Puzzling over how such a small thing could make such an essential difference, Sam entered the Library ... and stopped dead.

3

It was much brighter in the main room than it had been on his first visit, but that was only one of the changes. The ladders which had stretched up to the dim reaches of the upper shelves were gone. There was no need of them, because the ceiling was now only eight or nine feet above the floor instead of thirty or forty. If you wanted to take a book from one of the higher shelves, all you needed was one of the stools which were scattered about. The magazines were placed in an inviting fan on a wide table by the circulation desk. The oak rack from which they had hung like the skins of dead animals was gone. So was the sign reading

RETURN ALL MAGAZINES TO THEIR PROPER PLACES!

The shelf of new novels was still there, but the 7-DAY RENTALS sign had been replaced with one which said READ A BEST-SELLER - JUST FOR THE FUN OF IT!

People - mostly young people - came and went, talking in low tones. Someone chuckled. It was an easy, unselfconscious sound.

Sam looked up at the ceiling, trying desperately to understand what in hell had happened here. The slanted skylights were gone. The upper reaches of the room had been hidden by a modem suspended ceiling. The old-fashioned hanging globes had been replaced by panelled fluorescent lighting set into the new ceiling.

A woman on her way up to the main desk with a handful of mystery novels followed Sam's gaze up to the ceiling, saw nothing unusual there, and looked curiously at Sam instead. One of the boys sitting at a long desk to the right of the magazine table nudged his fellows and pointed Sam out. Another tapped his temple and they all snickered.

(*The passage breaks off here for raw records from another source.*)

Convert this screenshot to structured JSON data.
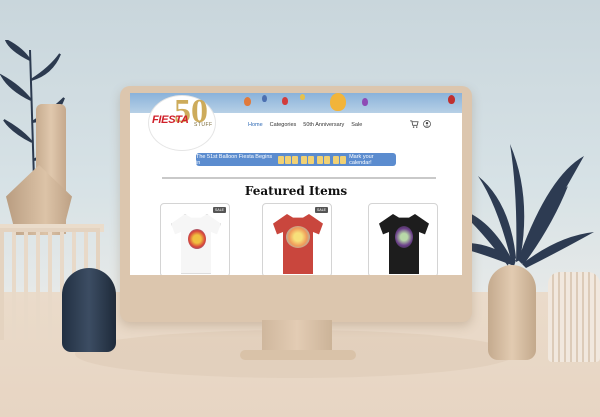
{
  "site": {
    "logo": {
      "brand": "FIESTA",
      "number": "50",
      "sub": "STUFF"
    },
    "nav": [
      "Home",
      "Categories",
      "50th Anniversary",
      "Sale"
    ],
    "banner": {
      "before": "The 51st Balloon Fiesta Begins in",
      "after": "Mark your calendar!"
    },
    "featured_title": "Featured Items",
    "products": [
      {
        "badge": "SALE",
        "shirt_color": "#f6f6f6"
      },
      {
        "badge": "SALE",
        "shirt_color": "#c9463d"
      },
      {
        "badge": "",
        "shirt_color": "#1d1d1d"
      }
    ]
  },
  "colors": {
    "accent": "#5b8ccf",
    "logo_red": "#d0202a",
    "logo_gold": "#c8a24a"
  }
}
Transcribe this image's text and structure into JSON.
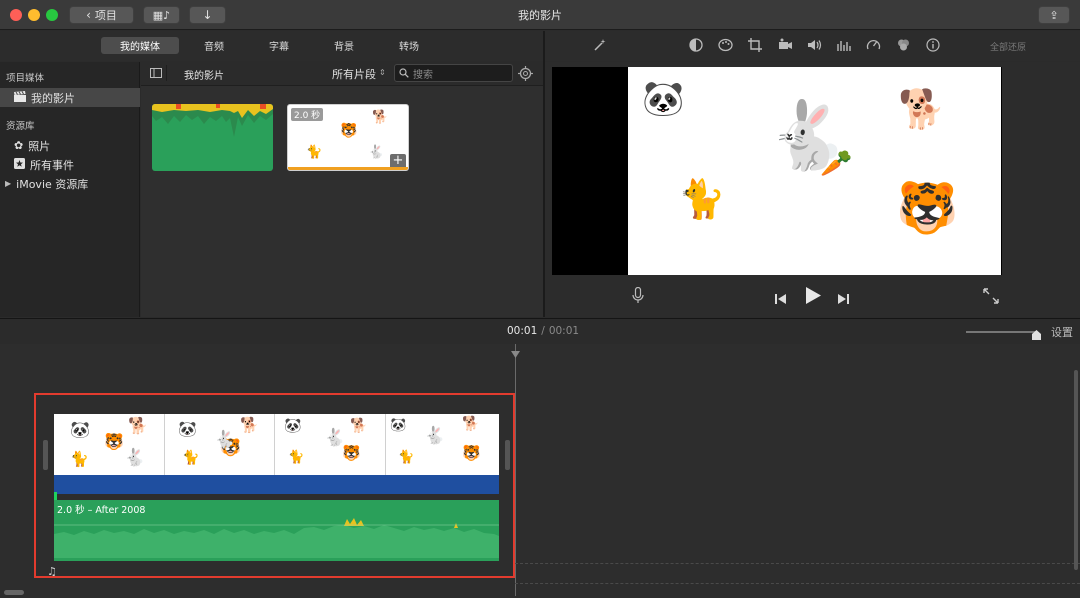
{
  "window": {
    "title": "我的影片",
    "back_label": "项目"
  },
  "tabs": [
    {
      "label": "我的媒体",
      "active": true
    },
    {
      "label": "音频",
      "active": false
    },
    {
      "label": "字幕",
      "active": false
    },
    {
      "label": "背景",
      "active": false
    },
    {
      "label": "转场",
      "active": false
    }
  ],
  "reset_all": "全部还原",
  "sidebar": {
    "section1": "项目媒体",
    "project_item": "我的影片",
    "section2": "资源库",
    "photos": "照片",
    "all_events": "所有事件",
    "library": "iMovie 资源库"
  },
  "browser": {
    "title": "我的影片",
    "filter": "所有片段",
    "search_placeholder": "搜索",
    "clip2_duration": "2.0 秒"
  },
  "timecode": {
    "current": "00:01",
    "separator": "/",
    "total": "00:01"
  },
  "settings_label": "设置",
  "audio_clip_label": "2.0 秒 – After 2008",
  "colors": {
    "accent_red": "#e23b2e",
    "audio_green": "#2aa05a",
    "video_blue": "#1f4fa0"
  }
}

Sam noticed neither the stares nor the snickers. He was unaware that he was simply standing in the entrance to the main reading room, gawking up at the ceiling with his mouth open. He was trying to get this major change straight in his mind.

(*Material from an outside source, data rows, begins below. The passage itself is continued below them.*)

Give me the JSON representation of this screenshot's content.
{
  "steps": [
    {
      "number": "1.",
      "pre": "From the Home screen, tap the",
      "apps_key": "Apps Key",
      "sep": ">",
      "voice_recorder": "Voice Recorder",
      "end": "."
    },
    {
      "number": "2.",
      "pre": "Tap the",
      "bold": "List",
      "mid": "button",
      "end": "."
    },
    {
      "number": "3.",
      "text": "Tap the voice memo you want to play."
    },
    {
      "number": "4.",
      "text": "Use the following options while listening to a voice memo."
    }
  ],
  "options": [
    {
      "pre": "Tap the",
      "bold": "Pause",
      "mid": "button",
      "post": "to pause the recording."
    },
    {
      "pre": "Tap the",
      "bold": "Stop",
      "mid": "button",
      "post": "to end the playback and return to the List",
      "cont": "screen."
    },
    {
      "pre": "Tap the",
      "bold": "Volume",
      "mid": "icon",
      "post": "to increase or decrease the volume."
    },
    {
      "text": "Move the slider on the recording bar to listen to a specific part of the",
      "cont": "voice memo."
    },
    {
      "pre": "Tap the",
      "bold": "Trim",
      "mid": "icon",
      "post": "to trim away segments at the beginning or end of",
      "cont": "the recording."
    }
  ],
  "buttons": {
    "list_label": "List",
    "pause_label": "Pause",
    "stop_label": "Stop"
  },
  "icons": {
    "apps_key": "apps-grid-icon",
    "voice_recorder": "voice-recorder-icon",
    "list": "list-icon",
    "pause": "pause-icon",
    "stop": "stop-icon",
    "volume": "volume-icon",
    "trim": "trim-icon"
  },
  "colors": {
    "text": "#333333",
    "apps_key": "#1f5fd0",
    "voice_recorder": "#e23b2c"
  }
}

Well, they've put in a suspended ceiling since you were here last. So what? It's probably more heatefficient.

Yes, but the Lortz woman never said anything about changes.

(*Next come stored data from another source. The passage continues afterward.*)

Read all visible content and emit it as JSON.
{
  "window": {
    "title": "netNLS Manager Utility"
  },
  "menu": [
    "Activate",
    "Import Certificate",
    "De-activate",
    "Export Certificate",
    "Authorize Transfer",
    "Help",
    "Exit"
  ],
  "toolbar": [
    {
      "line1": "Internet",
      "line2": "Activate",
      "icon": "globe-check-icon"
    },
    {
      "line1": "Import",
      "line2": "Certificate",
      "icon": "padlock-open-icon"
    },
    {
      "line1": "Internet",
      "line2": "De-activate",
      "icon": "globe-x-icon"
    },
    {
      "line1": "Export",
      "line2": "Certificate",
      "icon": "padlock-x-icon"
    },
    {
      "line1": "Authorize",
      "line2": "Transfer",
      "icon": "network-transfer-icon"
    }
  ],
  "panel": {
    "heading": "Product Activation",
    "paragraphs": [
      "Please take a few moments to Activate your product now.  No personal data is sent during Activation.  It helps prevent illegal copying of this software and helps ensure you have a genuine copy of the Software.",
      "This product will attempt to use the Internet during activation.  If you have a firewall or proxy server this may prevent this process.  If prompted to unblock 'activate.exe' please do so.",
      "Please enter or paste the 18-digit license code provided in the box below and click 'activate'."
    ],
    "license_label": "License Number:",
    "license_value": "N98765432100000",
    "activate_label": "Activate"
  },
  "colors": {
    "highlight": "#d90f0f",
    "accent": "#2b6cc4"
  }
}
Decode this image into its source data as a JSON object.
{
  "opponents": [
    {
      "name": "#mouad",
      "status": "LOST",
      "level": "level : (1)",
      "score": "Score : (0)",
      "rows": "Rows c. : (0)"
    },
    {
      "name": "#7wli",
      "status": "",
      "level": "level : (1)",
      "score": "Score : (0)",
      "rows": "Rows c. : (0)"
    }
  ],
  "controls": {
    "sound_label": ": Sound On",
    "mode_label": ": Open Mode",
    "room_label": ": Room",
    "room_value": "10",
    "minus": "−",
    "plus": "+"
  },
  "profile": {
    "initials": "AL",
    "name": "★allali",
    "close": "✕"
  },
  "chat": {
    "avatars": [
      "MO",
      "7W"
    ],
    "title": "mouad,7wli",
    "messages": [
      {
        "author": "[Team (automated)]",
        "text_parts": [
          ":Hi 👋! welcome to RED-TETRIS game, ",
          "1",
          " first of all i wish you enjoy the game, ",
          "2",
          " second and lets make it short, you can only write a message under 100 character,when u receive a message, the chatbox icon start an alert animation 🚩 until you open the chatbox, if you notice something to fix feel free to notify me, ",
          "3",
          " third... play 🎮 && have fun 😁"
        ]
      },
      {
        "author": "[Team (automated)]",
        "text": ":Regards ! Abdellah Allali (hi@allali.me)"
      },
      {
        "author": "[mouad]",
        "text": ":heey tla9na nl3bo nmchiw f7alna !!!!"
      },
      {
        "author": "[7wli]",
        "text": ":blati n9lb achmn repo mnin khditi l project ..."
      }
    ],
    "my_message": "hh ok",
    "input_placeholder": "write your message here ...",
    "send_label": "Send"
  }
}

No, but why would she say anything to him? Sam was hardly a library regular, was he?

She should have been upset, though. She struck me as a rock-ribbed traditionalist. She wouldn't like this. Not at all.

That was true, but there was something else, something even more troubling. Putting in a suspended ceiling was a major renovation. Sam didn't see how it could have been accomplished in just a week. And what about the high shelves, and all the books which had been on them? Where had the shelves gone? Where had the books gone?

Other people were looking at Sam now; even one of the library assistants was staring at him from the other side of the circulation desk. Most of the lively, hushed chatter in the big room had stilled.

Sam rubbed his eyes - actually rubbed his eyes - and looked up at the suspended ceiling with its inset fluorescent squares again. It was still there.

I'm in the wrong library! he thought wildly. That's what it is!

His confused mind first jumped at this idea and then backed away again, like a kitten that has been tricked into pouncing on a shadow. Junction City was fairly large by central Iowa standards, with a population of thirty-five thousand or so, but it was ridiculous to think it could support two libraries. Besides, the location of the building and the configuration of the room were right ... it was just everything else that was wrong. Sam wondered for just a moment if he might be going insane, and then dismissed the thought. He looked around and noticed for the first time that everyone had stopped what they were doing. They were all looking at him. He felt a momentary, mad urge to say, 'Go back to what you were doing - I was just noticing that the whole library is different this week.' Instead, he sauntered over to the magazine table and picked up a copy of US News & World Report. He began leafing through it with a show of great interest, and watched out of the corners of his eyes as the people in the room went back to what they had been doing.